I think that's where the strength of this book really is -- young Nicholas has to deal with bullies. We've seen a bit about bullies in the Mysterious Benedict Society books but it really stood out for me in this prequel. Nicholas is not only bullied but when he gets very emotional, he just shuts off. His narcolepsy kicks in and he's out like a light. Nicholas needs to find ways to avoid scenes with the Spiders and to outsmart them without getting overexcited or scared. Even more, he doesn't have a home to go to at the end of the day to escape to for saftey. He lives with this bullies, though he's at least somewhat at an advantage in that he has a private room (though that is a definite disadvantage at times as well.) Will his tactics work for all kids? No, but I think there could be kinship there for other kids dealing with bullies.
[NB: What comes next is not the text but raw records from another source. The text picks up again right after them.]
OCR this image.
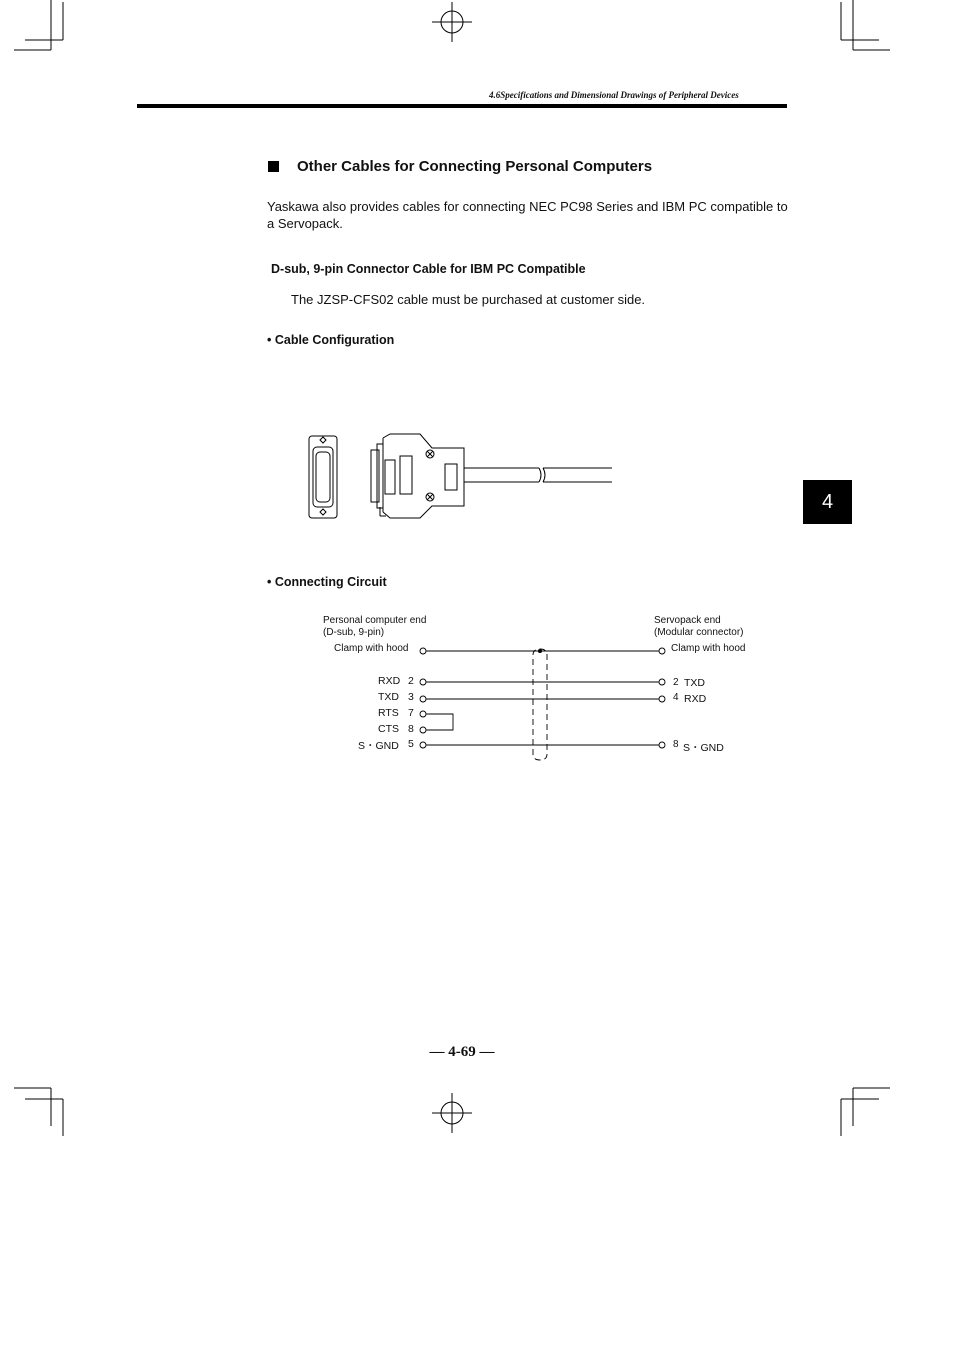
4.6Specifications and Dimensional Drawings of Peripheral Devices
Other Cables for Connecting Personal Computers
Yaskawa also provides cables for connecting NEC PC98 Series and IBM PC compatible to a Servopack.
D-sub, 9-pin Connector Cable for IBM PC Compatible
The JZSP-CFS02 cable must be purchased at customer side.
• Cable Configuration
• Connecting Circuit
Personal computer end
(D-sub, 9-pin)
Servopack end
(Modular connector)
Clamp with hood	Clamp with hood
RXD 2
TXD 3
RTS 7
CTS 8
S・GND 5
2 TXD
4 RXD
8 S・GND
4
— 4-69 —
We also get to see the some of the weaknesses of Nicholas' character as well. Yes, when he loves people he truly does care for them. Yet he forgets that they may have different challenges than he does and he doesn't always fully appreciate the risks that they take for him.
These's some goodness here for the book lovers in the crowd. When Nicholas discovers that there's a library in the orphanage and that he'll be allowed to read the books... well, it's a scene that you'll love.
The Extraordinary Education of Nicholas Benedict was a bit of a slow start but it was worth it. Even in the end I felt a little bit sad for Nicholas, and I think that's the way it's supposed to be. His life wasn't easy, perhaps even especially as a child.